İşte Altan'ın yazısındaki ilgili bölüm:
Geçen gün Taraf gazetesinin 2004 yılı MGK kararlarıyla ilgili haberi yayınlandıktan sonra Taraf’ın eski yazı işleri müdürlerinden Yıldıray Oğur Başbakan’ı “yedirmeme” çabalarına yeni bir yazı ekledi.
“Gayretullah’a dokunma, yanarsın” başlıklı yazısında, Başbakan’ın, dönemin kudretli paşalarından Şener Eruygur’a “kes ulan” diye bağırdığını, sonradan Genelkurmay Başkanı olan Işık Koşaner’e de “otur oturduğun yerde” diye çıkıştığını yazan Yıldıray bu iddiasını da sadece “hatıralardan öğrendik” diyerek destekledi yazısında.
Çok iddialı bir hatıra olduğu için şüphe içinde “hangi hatıralarmış bunlar?” diye yazının önünde arkasında tekrar geziniyorsunuz ama ne yazık ki o hatıraların kime ait olduğunu bir türlü bulamıyorsunuz.
Bu “hatıra”yı anlatan satırların öncesinde, yazarın başka örnekleri desteklemek için Ergenekon iddianamesi ve Özden Örnek’in günlüklerinden bahsettiğini görüyorsunuz ama söz konusu “kes ulan” konulu “hatıra” için böyle bir zahmete girişmediğini fark ediyorsunuz.
Yazarın amacının, Başbakan’ı bir kahraman gibi gösterip, Başbakan’ın 2004 yılındaki MGK’da dik duramayıp Gülen Cemaati’ne karşı alınacak önlemlerin altına attığı imzanın hiçbir anlama gelmediğine “hatıraları” tanık göstererek insanları inandırmak olduğunu anlıyorsunuz.
Peki başarılı oldu mu? Bu sorunun cevabının artık Yıldıray için hiçbir önemi olmadığını düşünüyorum.

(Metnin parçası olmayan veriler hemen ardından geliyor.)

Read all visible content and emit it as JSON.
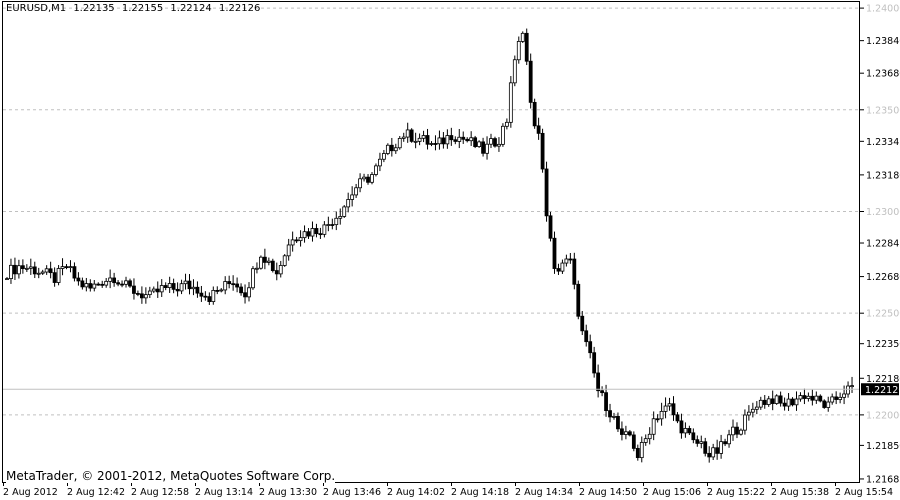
{
  "header": {
    "symbol": "EURUSD,M1",
    "open": "1.22135",
    "high": "1.22155",
    "low": "1.22124",
    "close": "1.22126"
  },
  "copyright": "MetaTrader, © 2001-2012, MetaQuotes Software Corp.",
  "colors": {
    "background": "#ffffff",
    "axis": "#000000",
    "grid": "#c0c0c0",
    "bull_fill": "#ffffff",
    "bear_fill": "#000000",
    "candle_outline": "#000000",
    "price_marker": "#000000",
    "price_marker_text": "#ffffff",
    "bid_line": "#c0c0c0"
  },
  "chart_data": {
    "type": "candlestick",
    "grid": true,
    "ylim": [
      1.2167,
      1.2403
    ],
    "y_tick_labels": [
      "1.24000",
      "1.23840",
      "1.23680",
      "1.23500",
      "1.23345",
      "1.23180",
      "1.23000",
      "1.22845",
      "1.22680",
      "1.22500",
      "1.22350",
      "1.22180",
      "1.22000",
      "1.21850",
      "1.21685"
    ],
    "x_tick_labels": [
      "2 Aug 2012",
      "2 Aug 12:42",
      "2 Aug 12:58",
      "2 Aug 13:14",
      "2 Aug 13:30",
      "2 Aug 13:46",
      "2 Aug 14:02",
      "2 Aug 14:18",
      "2 Aug 14:34",
      "2 Aug 14:50",
      "2 Aug 15:06",
      "2 Aug 15:22",
      "2 Aug 15:38",
      "2 Aug 15:54"
    ],
    "current_price": "1.22126",
    "anchors": [
      [
        0,
        1.227
      ],
      [
        3,
        1.2273
      ],
      [
        6,
        1.2272
      ],
      [
        9,
        1.227
      ],
      [
        12,
        1.2267
      ],
      [
        15,
        1.2273
      ],
      [
        18,
        1.2265
      ],
      [
        21,
        1.2262
      ],
      [
        24,
        1.2266
      ],
      [
        27,
        1.2268
      ],
      [
        30,
        1.2263
      ],
      [
        33,
        1.226
      ],
      [
        36,
        1.2258
      ],
      [
        39,
        1.2262
      ],
      [
        42,
        1.2262
      ],
      [
        45,
        1.2264
      ],
      [
        48,
        1.2262
      ],
      [
        51,
        1.2258
      ],
      [
        54,
        1.2262
      ],
      [
        57,
        1.2266
      ],
      [
        60,
        1.226
      ],
      [
        64,
        1.228
      ],
      [
        68,
        1.227
      ],
      [
        72,
        1.2288
      ],
      [
        76,
        1.229
      ],
      [
        80,
        1.2292
      ],
      [
        84,
        1.23
      ],
      [
        88,
        1.2312
      ],
      [
        92,
        1.2318
      ],
      [
        96,
        1.233
      ],
      [
        100,
        1.2338
      ],
      [
        104,
        1.2336
      ],
      [
        108,
        1.2332
      ],
      [
        112,
        1.2338
      ],
      [
        116,
        1.2335
      ],
      [
        120,
        1.233
      ],
      [
        124,
        1.2336
      ],
      [
        126,
        1.2345
      ],
      [
        127,
        1.2365
      ],
      [
        128,
        1.2372
      ],
      [
        129,
        1.2385
      ],
      [
        130,
        1.2388
      ],
      [
        131,
        1.2372
      ],
      [
        132,
        1.2352
      ],
      [
        134,
        1.2338
      ],
      [
        136,
        1.23
      ],
      [
        138,
        1.227
      ],
      [
        140,
        1.2275
      ],
      [
        142,
        1.2275
      ],
      [
        143,
        1.2262
      ],
      [
        145,
        1.224
      ],
      [
        147,
        1.2228
      ],
      [
        149,
        1.2212
      ],
      [
        151,
        1.2205
      ],
      [
        153,
        1.2198
      ],
      [
        155,
        1.2188
      ],
      [
        157,
        1.219
      ],
      [
        159,
        1.218
      ],
      [
        161,
        1.2188
      ],
      [
        163,
        1.2198
      ],
      [
        165,
        1.2202
      ],
      [
        167,
        1.2204
      ],
      [
        169,
        1.2196
      ],
      [
        171,
        1.2192
      ],
      [
        173,
        1.2186
      ],
      [
        175,
        1.2186
      ],
      [
        177,
        1.218
      ],
      [
        179,
        1.2182
      ],
      [
        181,
        1.2186
      ],
      [
        183,
        1.2192
      ],
      [
        185,
        1.2195
      ],
      [
        187,
        1.22
      ],
      [
        189,
        1.2206
      ],
      [
        191,
        1.2207
      ],
      [
        193,
        1.2208
      ],
      [
        195,
        1.2205
      ],
      [
        197,
        1.2206
      ],
      [
        199,
        1.2208
      ],
      [
        201,
        1.221
      ],
      [
        203,
        1.2208
      ],
      [
        205,
        1.2206
      ],
      [
        207,
        1.2204
      ],
      [
        209,
        1.2208
      ],
      [
        211,
        1.2212
      ],
      [
        213,
        1.22126
      ]
    ]
  }
}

Yapması gerekeni ve kendisinden bekleneni yapmak galiba ona yetiyor.
Yakında, “Başbakan Amerika gezisi sırasında Obama’ya ‘Gel lan buraya, sen kimsin benim Suriye politikamı beğenmiyorsun?” ya da “Hatıralardan öğrendiğimize göre, Başbakan Putin’i tokatlamış” gibi yazılar bekleyebiliriz kendisinden.
Baktı işe yarıyor, “Bir gün Başbakanla üzüm yerken Necdet Özel geldi. Anlamadığım bir nedenden dolayı ‘Ne var lan?’ diye bağırdı Başbakan Özel’e. Şaşırdım ama kurcalamadım. Ne de olsa vardır bir bildiği Başbakan’ın” diye devam edebilir hatıralara.

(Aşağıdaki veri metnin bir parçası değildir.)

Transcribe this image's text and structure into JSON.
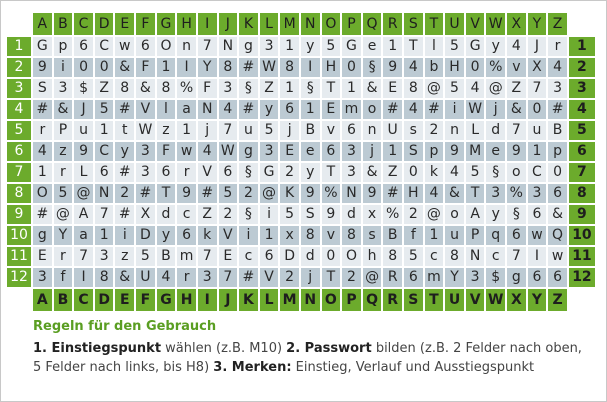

İlerde neler yazabileceğini tabii şimdiden bilemeyiz ama yazdıklarıyla ilgili bir iki soru sorabiliriz.
Niye o hatırayı anlatanın ismini söylemiyorsun Yıldıray?
Eğer bu hatıra doğruysa ve Başbakan bir generale Milli Güvenlik Kurulu’nda “kes ulan” diye bağırdıysa, böylesine dimdik ve cesur bir adamsa neden o belgeyi imzaladı?
O belgeyi bir insan ya korktuğundan ya da söylenenlerin doğruluğuna inandığından imzalar.
Senin yazdığın ve doğruluğu konusunda en ufak bir kuşku belirtmediğin “hatıra” başbakanın “korkmadığını” gösteriyor, öyleyse Başbakan “Gülen Cemaati’nin bitirilmesi” gerektiğine ta 2004 yılında mı inanıyordu?
Buna inanıyorsa daha sonraki o “okyanus ötesine selamlar”, cemaatin toplantılarına katılıp Fethullah Gülen’i Türkiye’ye davet etmeler neydi?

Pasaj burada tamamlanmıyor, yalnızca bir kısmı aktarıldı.